I’ve come to learn on this healing journey that I…
Goodness knows, battling chronic illness requires resilience. And resilience is about bending, not breaking, about forging ahead, not stopping. Easier said than done, however, when we find ourselves at a troublesome T-intersection. In order to go forward, we must first make the decision to turn.
Recently I found myself at one such tricky junction. For the last year or so, I was in denial about a Crohn’s complication and found myself gazing aimlessly at the seeming dead-end in front of me. But then I began longing for the comfort of getting back on my forward-moving path, so I decided to take a turn.
Consenting to Surgery
That turn came in the form of consenting to surgery. I’ve been combatting Crohn’s for 22 years and up until last Tuesday, I had never had any surgical intervention thanks to always using food as medicine to some degree – not a bad run!
Early in the new year, though, I had to confront the reality in my very-much-ongoing healing journey that no amount of medication, clean eating, and stress management could address this current complication. I required surgery to deal with a chronic abscess resulting from fistulising Crohn’s Disease.
So I met with a small-handed (because, good golly, that’s important), conservative female surgeon whose examination revealed that incision and drainage of the abscess cavity along with placement of a seton drain would finally tackle and remove this infectious pocket from my body and allow the fistula tract to heal from the inside out.
In a different post, I’ll address in more detail how fistulising Crohn’s plays out, why these infectious complications occur, what the recovery from this kind of surgery looks like (as I’m still in the throes of the this), and what ongoing conventional medicine I require to best treat this kind of disease.
Finding Peace in My Decision
But for now I want to share with you that in spite of the physical pain I’m feeling after surgery and in spite of requiring daily visits from a nurse to properly pack the deeper-than-anticipated wound, I’m at complete peace with my decision to go ahead with surgery.
And having that inner peace is priceless.
This was an elective procedure, not an emergency. I’ve been an emergent case, and I know how bloody terrifying that can be. I also know and am endlessly grateful for the fact that as far as surgical interventions go, this was relatively minor. Every day many an IBD warrior faces much more complicated, serious, and life-altering surgeries. And every day, my heart goes out to those courageous people whose lives are forever changed by the insidiousness of inflammatory bowel disease.
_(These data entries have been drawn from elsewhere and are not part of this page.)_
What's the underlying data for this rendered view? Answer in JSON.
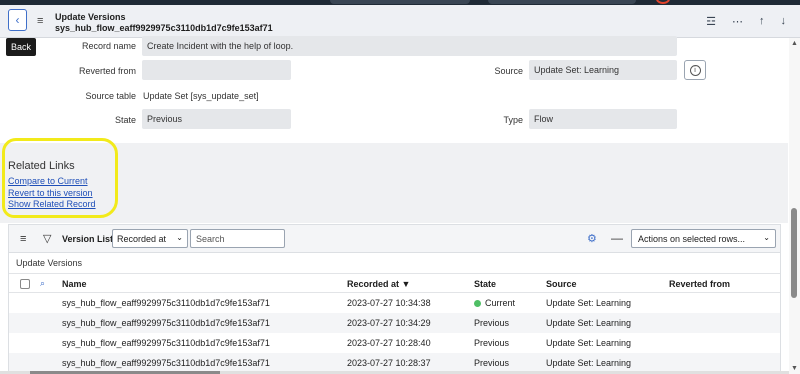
{
  "header": {
    "title_line1": "Update Versions",
    "title_line2": "sys_hub_flow_eaff9929975c3110db1d7c9fe153af71",
    "back_tooltip": "Back"
  },
  "form": {
    "record_name_label": "Record name",
    "record_name_value": "Create Incident with the help of loop.",
    "reverted_from_label": "Reverted from",
    "reverted_from_value": "",
    "source_label": "Source",
    "source_value": "Update Set: Learning",
    "source_table_label": "Source table",
    "source_table_value": "Update Set [sys_update_set]",
    "state_label": "State",
    "state_value": "Previous",
    "type_label": "Type",
    "type_value": "Flow"
  },
  "related_links": {
    "title": "Related Links",
    "links": [
      "Compare to Current",
      "Revert to this version",
      "Show Related Record"
    ]
  },
  "list": {
    "title": "Version List",
    "filter_field": "Recorded at",
    "search_placeholder": "Search",
    "actions_label": "Actions on selected rows...",
    "breadcrumb": "Update Versions",
    "columns": [
      "Name",
      "Recorded at ▼",
      "State",
      "Source",
      "Reverted from"
    ],
    "rows": [
      {
        "name": "sys_hub_flow_eaff9929975c3110db1d7c9fe153af71",
        "recorded_at": "2023-07-27 10:34:38",
        "state": "Current",
        "source": "Update Set: Learning",
        "reverted_from": ""
      },
      {
        "name": "sys_hub_flow_eaff9929975c3110db1d7c9fe153af71",
        "recorded_at": "2023-07-27 10:34:29",
        "state": "Previous",
        "source": "Update Set: Learning",
        "reverted_from": ""
      },
      {
        "name": "sys_hub_flow_eaff9929975c3110db1d7c9fe153af71",
        "recorded_at": "2023-07-27 10:28:40",
        "state": "Previous",
        "source": "Update Set: Learning",
        "reverted_from": ""
      },
      {
        "name": "sys_hub_flow_eaff9929975c3110db1d7c9fe153af71",
        "recorded_at": "2023-07-27 10:28:37",
        "state": "Previous",
        "source": "Update Set: Learning",
        "reverted_from": ""
      }
    ]
  },
  "icons": {
    "back": "chevron-left-icon",
    "menu": "hamburger-icon",
    "settings": "sliders-icon",
    "more": "ellipsis-icon",
    "prev": "arrow-up-icon",
    "next": "arrow-down-icon",
    "info": "info-icon",
    "filter": "filter-icon",
    "gear": "gear-icon",
    "search": "search-icon"
  },
  "colors": {
    "link": "#1f4fb8",
    "accent": "#3f6fc9",
    "current_dot": "#4fbf65",
    "highlight": "#f2ea1a"
  }
}
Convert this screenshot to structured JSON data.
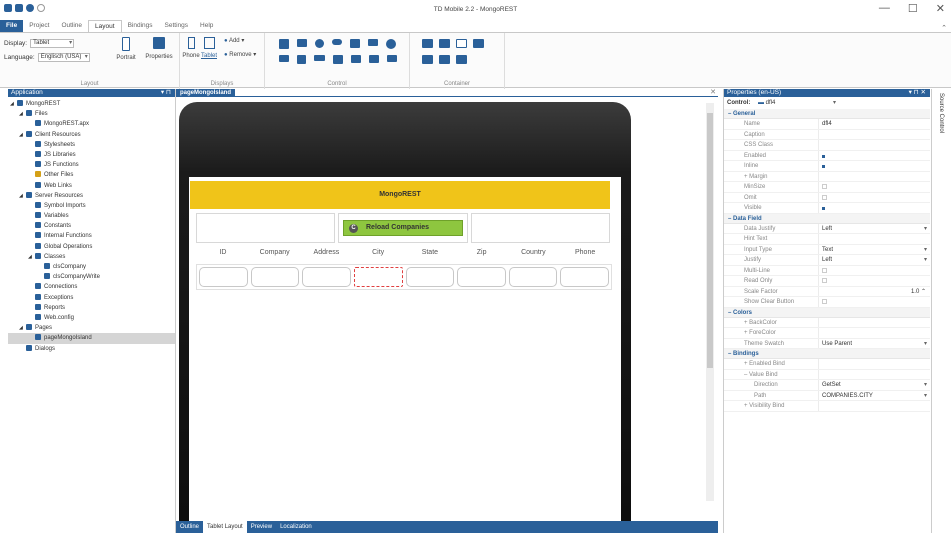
{
  "window": {
    "title": "TD Mobile 2.2 - MongoREST",
    "controls": [
      "—",
      "☐",
      "✕"
    ]
  },
  "ribbon": {
    "tabs": [
      "File",
      "Project",
      "Outline",
      "Layout",
      "Bindings",
      "Settings",
      "Help"
    ],
    "active_tab": "Layout",
    "display_label": "Display:",
    "display_value": "Tablet",
    "language_label": "Language:",
    "language_value": "Englisch (USA)",
    "portrait_label": "Portrait",
    "properties_label": "Properties",
    "phone_label": "Phone",
    "tablet_label": "Tablet",
    "add_label": "Add",
    "remove_label": "Remove",
    "groups": {
      "layout": "Layout",
      "displays": "Displays",
      "control": "Control",
      "container": "Container"
    }
  },
  "application": {
    "header": "Application",
    "pin": "▾ ⊓",
    "tree": [
      {
        "label": "MongoREST",
        "level": 0,
        "twisty": "◢",
        "color": "#2a6099"
      },
      {
        "label": "Files",
        "level": 1,
        "twisty": "◢",
        "color": "#2a6099"
      },
      {
        "label": "MongoREST.apx",
        "level": 2,
        "twisty": "",
        "color": "#2a6099"
      },
      {
        "label": "Client Resources",
        "level": 1,
        "twisty": "◢",
        "color": "#2a6099"
      },
      {
        "label": "Stylesheets",
        "level": 2,
        "twisty": "",
        "color": "#2a6099"
      },
      {
        "label": "JS Libraries",
        "level": 2,
        "twisty": "",
        "color": "#2a6099"
      },
      {
        "label": "JS Functions",
        "level": 2,
        "twisty": "",
        "color": "#2a6099"
      },
      {
        "label": "Other Files",
        "level": 2,
        "twisty": "",
        "color": "#d4a017"
      },
      {
        "label": "Web Links",
        "level": 2,
        "twisty": "",
        "color": "#2a6099"
      },
      {
        "label": "Server Resources",
        "level": 1,
        "twisty": "◢",
        "color": "#2a6099"
      },
      {
        "label": "Symbol Imports",
        "level": 2,
        "twisty": "",
        "color": "#2a6099"
      },
      {
        "label": "Variables",
        "level": 2,
        "twisty": "",
        "color": "#2a6099"
      },
      {
        "label": "Constants",
        "level": 2,
        "twisty": "",
        "color": "#2a6099"
      },
      {
        "label": "Internal Functions",
        "level": 2,
        "twisty": "",
        "color": "#2a6099"
      },
      {
        "label": "Global Operations",
        "level": 2,
        "twisty": "",
        "color": "#2a6099"
      },
      {
        "label": "Classes",
        "level": 2,
        "twisty": "◢",
        "color": "#2a6099"
      },
      {
        "label": "clsCompany",
        "level": 3,
        "twisty": "",
        "color": "#2a6099"
      },
      {
        "label": "clsCompanyWrite",
        "level": 3,
        "twisty": "",
        "color": "#2a6099"
      },
      {
        "label": "Connections",
        "level": 2,
        "twisty": "",
        "color": "#2a6099"
      },
      {
        "label": "Exceptions",
        "level": 2,
        "twisty": "",
        "color": "#2a6099"
      },
      {
        "label": "Reports",
        "level": 2,
        "twisty": "",
        "color": "#2a6099"
      },
      {
        "label": "Web.config",
        "level": 2,
        "twisty": "",
        "color": "#2a6099"
      },
      {
        "label": "Pages",
        "level": 1,
        "twisty": "◢",
        "color": "#2a6099"
      },
      {
        "label": "pageMongoIsland",
        "level": 2,
        "twisty": "",
        "color": "#2a6099",
        "selected": true
      },
      {
        "label": "Dialogs",
        "level": 1,
        "twisty": "",
        "color": "#2a6099"
      }
    ]
  },
  "designer": {
    "tab": "pageMongoIsland",
    "close": "✕",
    "app_header": "MongoREST",
    "reload_button": "Reload Companies",
    "reload_icon": "C",
    "columns": [
      "ID",
      "Company",
      "Address",
      "City",
      "State",
      "Zip",
      "Country",
      "Phone"
    ],
    "bottom_tabs": [
      "Outline",
      "Tablet Layout",
      "Preview",
      "Localization"
    ],
    "active_bottom_tab": "Tablet Layout"
  },
  "properties": {
    "header": "Properties (en-US)",
    "header_icons": "▾ ⊓ ✕",
    "control_label": "Control:",
    "control_value": "dfl4",
    "categories": [
      {
        "name": "General",
        "rows": [
          {
            "name": "Name",
            "value": "dfl4",
            "type": "text"
          },
          {
            "name": "Caption",
            "value": "",
            "type": "text"
          },
          {
            "name": "CSS Class",
            "value": "",
            "type": "text"
          },
          {
            "name": "Enabled",
            "value": "",
            "type": "check-on"
          },
          {
            "name": "Inline",
            "value": "",
            "type": "check-on"
          },
          {
            "name": "+ Margin",
            "value": "",
            "type": "text"
          },
          {
            "name": "MinSize",
            "value": "",
            "type": "check"
          },
          {
            "name": "Omit",
            "value": "",
            "type": "check"
          },
          {
            "name": "Visible",
            "value": "",
            "type": "check-on"
          }
        ]
      },
      {
        "name": "Data Field",
        "rows": [
          {
            "name": "Data Justify",
            "value": "Left",
            "type": "dd"
          },
          {
            "name": "Hint Text",
            "value": "",
            "type": "text"
          },
          {
            "name": "Input Type",
            "value": "Text",
            "type": "dd"
          },
          {
            "name": "Justify",
            "value": "Left",
            "type": "dd"
          },
          {
            "name": "Multi-Line",
            "value": "",
            "type": "check"
          },
          {
            "name": "Read Only",
            "value": "",
            "type": "check"
          },
          {
            "name": "Scale Factor",
            "value": "1.0 ⌃",
            "type": "num"
          },
          {
            "name": "Show Clear Button",
            "value": "",
            "type": "check"
          }
        ]
      },
      {
        "name": "Colors",
        "rows": [
          {
            "name": "+ BackColor",
            "value": "",
            "type": "text"
          },
          {
            "name": "+ ForeColor",
            "value": "",
            "type": "text"
          },
          {
            "name": "Theme Swatch",
            "value": "Use Parent",
            "type": "dd"
          }
        ]
      },
      {
        "name": "Bindings",
        "rows": [
          {
            "name": "+ Enabled Bind",
            "value": "",
            "type": "text"
          },
          {
            "name": "– Value Bind",
            "value": "",
            "type": "text"
          },
          {
            "name": "Direction",
            "value": "GetSet",
            "type": "dd",
            "sub": true
          },
          {
            "name": "Path",
            "value": "COMPANIES.CITY",
            "type": "dd",
            "sub": true
          },
          {
            "name": "+ Visibility Bind",
            "value": "",
            "type": "text"
          }
        ]
      }
    ]
  },
  "source_control": "Source Control",
  "colors": {
    "accent": "#2a6099",
    "app_header": "#f0c419",
    "reload": "#8ec63f"
  }
}
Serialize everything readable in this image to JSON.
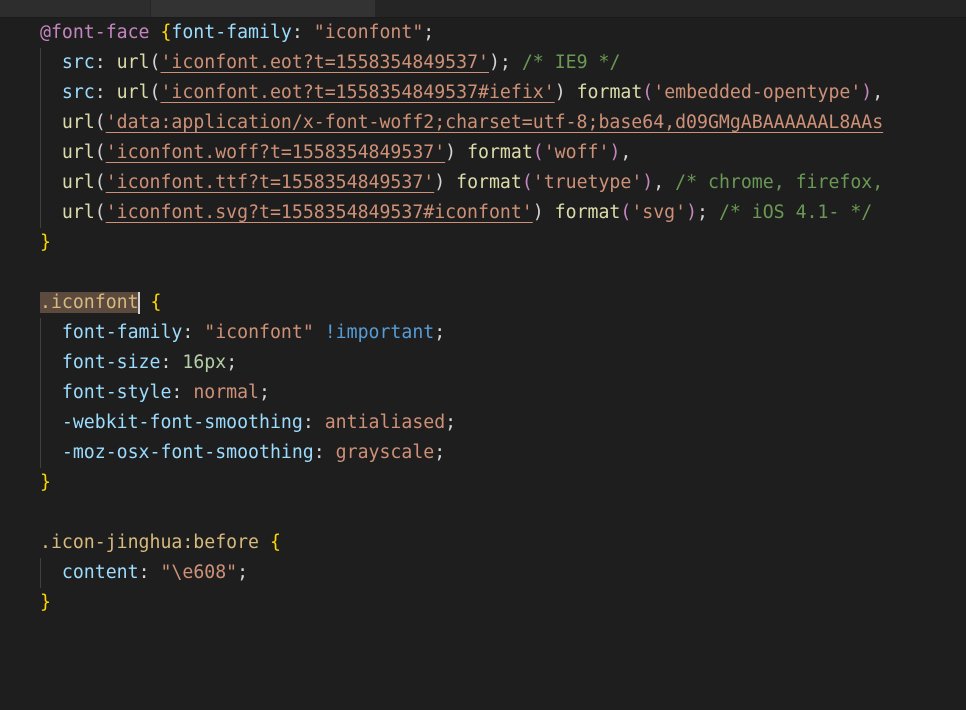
{
  "code": {
    "font_face_rule": {
      "at_rule": "@font-face",
      "open_brace": "{",
      "family_prop": "font-family",
      "family_value": "\"iconfont\"",
      "src1_prop": "src",
      "src1_fn": "url",
      "src1_url": "'iconfont.eot?t=1558354849537'",
      "src1_comment": "/* IE9 */",
      "src2_prop": "src",
      "src2_fn": "url",
      "src2_url": "'iconfont.eot?t=1558354849537#iefix'",
      "src2_format_fn": "format",
      "src2_format": "'embedded-opentype'",
      "src3_fn": "url",
      "src3_url": "'data:application/x-font-woff2;charset=utf-8;base64,d09GMgABAAAAAAL8AAs",
      "src4_fn": "url",
      "src4_url": "'iconfont.woff?t=1558354849537'",
      "src4_format_fn": "format",
      "src4_format": "'woff'",
      "src5_fn": "url",
      "src5_url": "'iconfont.ttf?t=1558354849537'",
      "src5_format_fn": "format",
      "src5_format": "'truetype'",
      "src5_comment": "/* chrome, firefox,",
      "src6_fn": "url",
      "src6_url": "'iconfont.svg?t=1558354849537#iconfont'",
      "src6_format_fn": "format",
      "src6_format": "'svg'",
      "src6_comment": "/* iOS 4.1- */",
      "close_brace": "}"
    },
    "iconfont_rule": {
      "selector": ".iconfont",
      "open_brace": "{",
      "decl1_prop": "font-family",
      "decl1_value": "\"iconfont\"",
      "decl1_important": "!important",
      "decl2_prop": "font-size",
      "decl2_value": "16px",
      "decl3_prop": "font-style",
      "decl3_value": "normal",
      "decl4_prop": "-webkit-font-smoothing",
      "decl4_value": "antialiased",
      "decl5_prop": "-moz-osx-font-smoothing",
      "decl5_value": "grayscale",
      "close_brace": "}"
    },
    "jinghua_rule": {
      "selector": ".icon-jinghua:before",
      "open_brace": "{",
      "decl1_prop": "content",
      "decl1_value": "\"\\e608\"",
      "close_brace": "}"
    }
  },
  "colors": {
    "background": "#1e1e1e",
    "keyword": "#c586c0",
    "selector": "#d7ba7d",
    "property": "#9cdcfe",
    "string": "#ce9178",
    "function": "#dcdcaa",
    "comment": "#6a9955",
    "number": "#b5cea8",
    "important": "#569cd6",
    "brace": "#ffd700"
  }
}
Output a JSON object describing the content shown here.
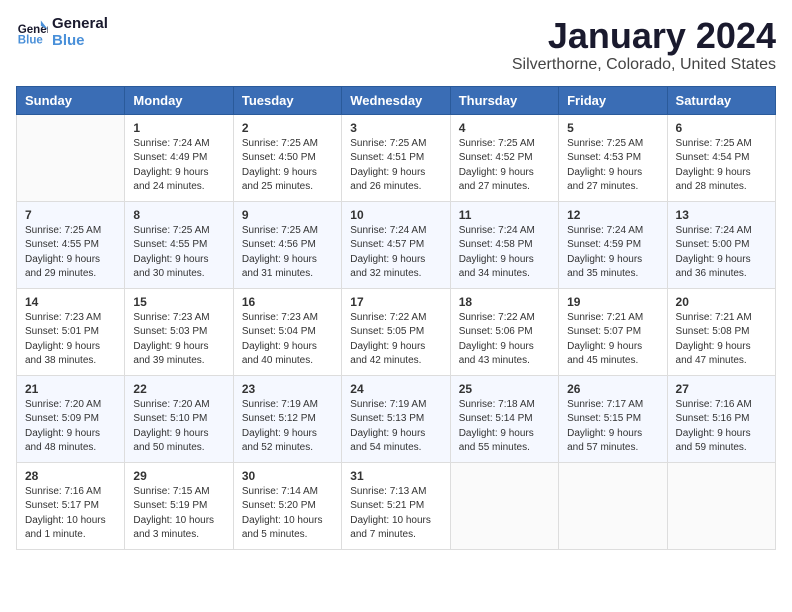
{
  "logo": {
    "text_general": "General",
    "text_blue": "Blue"
  },
  "header": {
    "title": "January 2024",
    "subtitle": "Silverthorne, Colorado, United States"
  },
  "weekdays": [
    "Sunday",
    "Monday",
    "Tuesday",
    "Wednesday",
    "Thursday",
    "Friday",
    "Saturday"
  ],
  "weeks": [
    [
      {
        "day": "",
        "sunrise": "",
        "sunset": "",
        "daylight": ""
      },
      {
        "day": "1",
        "sunrise": "Sunrise: 7:24 AM",
        "sunset": "Sunset: 4:49 PM",
        "daylight": "Daylight: 9 hours and 24 minutes."
      },
      {
        "day": "2",
        "sunrise": "Sunrise: 7:25 AM",
        "sunset": "Sunset: 4:50 PM",
        "daylight": "Daylight: 9 hours and 25 minutes."
      },
      {
        "day": "3",
        "sunrise": "Sunrise: 7:25 AM",
        "sunset": "Sunset: 4:51 PM",
        "daylight": "Daylight: 9 hours and 26 minutes."
      },
      {
        "day": "4",
        "sunrise": "Sunrise: 7:25 AM",
        "sunset": "Sunset: 4:52 PM",
        "daylight": "Daylight: 9 hours and 27 minutes."
      },
      {
        "day": "5",
        "sunrise": "Sunrise: 7:25 AM",
        "sunset": "Sunset: 4:53 PM",
        "daylight": "Daylight: 9 hours and 27 minutes."
      },
      {
        "day": "6",
        "sunrise": "Sunrise: 7:25 AM",
        "sunset": "Sunset: 4:54 PM",
        "daylight": "Daylight: 9 hours and 28 minutes."
      }
    ],
    [
      {
        "day": "7",
        "sunrise": "Sunrise: 7:25 AM",
        "sunset": "Sunset: 4:55 PM",
        "daylight": "Daylight: 9 hours and 29 minutes."
      },
      {
        "day": "8",
        "sunrise": "Sunrise: 7:25 AM",
        "sunset": "Sunset: 4:55 PM",
        "daylight": "Daylight: 9 hours and 30 minutes."
      },
      {
        "day": "9",
        "sunrise": "Sunrise: 7:25 AM",
        "sunset": "Sunset: 4:56 PM",
        "daylight": "Daylight: 9 hours and 31 minutes."
      },
      {
        "day": "10",
        "sunrise": "Sunrise: 7:24 AM",
        "sunset": "Sunset: 4:57 PM",
        "daylight": "Daylight: 9 hours and 32 minutes."
      },
      {
        "day": "11",
        "sunrise": "Sunrise: 7:24 AM",
        "sunset": "Sunset: 4:58 PM",
        "daylight": "Daylight: 9 hours and 34 minutes."
      },
      {
        "day": "12",
        "sunrise": "Sunrise: 7:24 AM",
        "sunset": "Sunset: 4:59 PM",
        "daylight": "Daylight: 9 hours and 35 minutes."
      },
      {
        "day": "13",
        "sunrise": "Sunrise: 7:24 AM",
        "sunset": "Sunset: 5:00 PM",
        "daylight": "Daylight: 9 hours and 36 minutes."
      }
    ],
    [
      {
        "day": "14",
        "sunrise": "Sunrise: 7:23 AM",
        "sunset": "Sunset: 5:01 PM",
        "daylight": "Daylight: 9 hours and 38 minutes."
      },
      {
        "day": "15",
        "sunrise": "Sunrise: 7:23 AM",
        "sunset": "Sunset: 5:03 PM",
        "daylight": "Daylight: 9 hours and 39 minutes."
      },
      {
        "day": "16",
        "sunrise": "Sunrise: 7:23 AM",
        "sunset": "Sunset: 5:04 PM",
        "daylight": "Daylight: 9 hours and 40 minutes."
      },
      {
        "day": "17",
        "sunrise": "Sunrise: 7:22 AM",
        "sunset": "Sunset: 5:05 PM",
        "daylight": "Daylight: 9 hours and 42 minutes."
      },
      {
        "day": "18",
        "sunrise": "Sunrise: 7:22 AM",
        "sunset": "Sunset: 5:06 PM",
        "daylight": "Daylight: 9 hours and 43 minutes."
      },
      {
        "day": "19",
        "sunrise": "Sunrise: 7:21 AM",
        "sunset": "Sunset: 5:07 PM",
        "daylight": "Daylight: 9 hours and 45 minutes."
      },
      {
        "day": "20",
        "sunrise": "Sunrise: 7:21 AM",
        "sunset": "Sunset: 5:08 PM",
        "daylight": "Daylight: 9 hours and 47 minutes."
      }
    ],
    [
      {
        "day": "21",
        "sunrise": "Sunrise: 7:20 AM",
        "sunset": "Sunset: 5:09 PM",
        "daylight": "Daylight: 9 hours and 48 minutes."
      },
      {
        "day": "22",
        "sunrise": "Sunrise: 7:20 AM",
        "sunset": "Sunset: 5:10 PM",
        "daylight": "Daylight: 9 hours and 50 minutes."
      },
      {
        "day": "23",
        "sunrise": "Sunrise: 7:19 AM",
        "sunset": "Sunset: 5:12 PM",
        "daylight": "Daylight: 9 hours and 52 minutes."
      },
      {
        "day": "24",
        "sunrise": "Sunrise: 7:19 AM",
        "sunset": "Sunset: 5:13 PM",
        "daylight": "Daylight: 9 hours and 54 minutes."
      },
      {
        "day": "25",
        "sunrise": "Sunrise: 7:18 AM",
        "sunset": "Sunset: 5:14 PM",
        "daylight": "Daylight: 9 hours and 55 minutes."
      },
      {
        "day": "26",
        "sunrise": "Sunrise: 7:17 AM",
        "sunset": "Sunset: 5:15 PM",
        "daylight": "Daylight: 9 hours and 57 minutes."
      },
      {
        "day": "27",
        "sunrise": "Sunrise: 7:16 AM",
        "sunset": "Sunset: 5:16 PM",
        "daylight": "Daylight: 9 hours and 59 minutes."
      }
    ],
    [
      {
        "day": "28",
        "sunrise": "Sunrise: 7:16 AM",
        "sunset": "Sunset: 5:17 PM",
        "daylight": "Daylight: 10 hours and 1 minute."
      },
      {
        "day": "29",
        "sunrise": "Sunrise: 7:15 AM",
        "sunset": "Sunset: 5:19 PM",
        "daylight": "Daylight: 10 hours and 3 minutes."
      },
      {
        "day": "30",
        "sunrise": "Sunrise: 7:14 AM",
        "sunset": "Sunset: 5:20 PM",
        "daylight": "Daylight: 10 hours and 5 minutes."
      },
      {
        "day": "31",
        "sunrise": "Sunrise: 7:13 AM",
        "sunset": "Sunset: 5:21 PM",
        "daylight": "Daylight: 10 hours and 7 minutes."
      },
      {
        "day": "",
        "sunrise": "",
        "sunset": "",
        "daylight": ""
      },
      {
        "day": "",
        "sunrise": "",
        "sunset": "",
        "daylight": ""
      },
      {
        "day": "",
        "sunrise": "",
        "sunset": "",
        "daylight": ""
      }
    ]
  ]
}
I’m well aware that using food as medicine – namely, an AIP framework – and taking serious strides in stress management put me in the best place possible for undergoing surgery last week. And these are vital aspects of my lifestyle that I’m committed to and that will continue to work in my favour not only in the immediate future as I recover but in the long-run as well.
Understanding What Is Needed
But sometimes more is needed. Sometimes diet and lifestyle and even conventional medicine are not enough. I learned this after a couple years of exhausting all those options.
So if you are struggling, if you are facing one of those thorny T-intersections, don’t be afraid to make the turn. Explore that arc in your path, and keep your resilient chin up as you do. Because, to paraphrase Albert Camus, if you bend, you can’t be broken.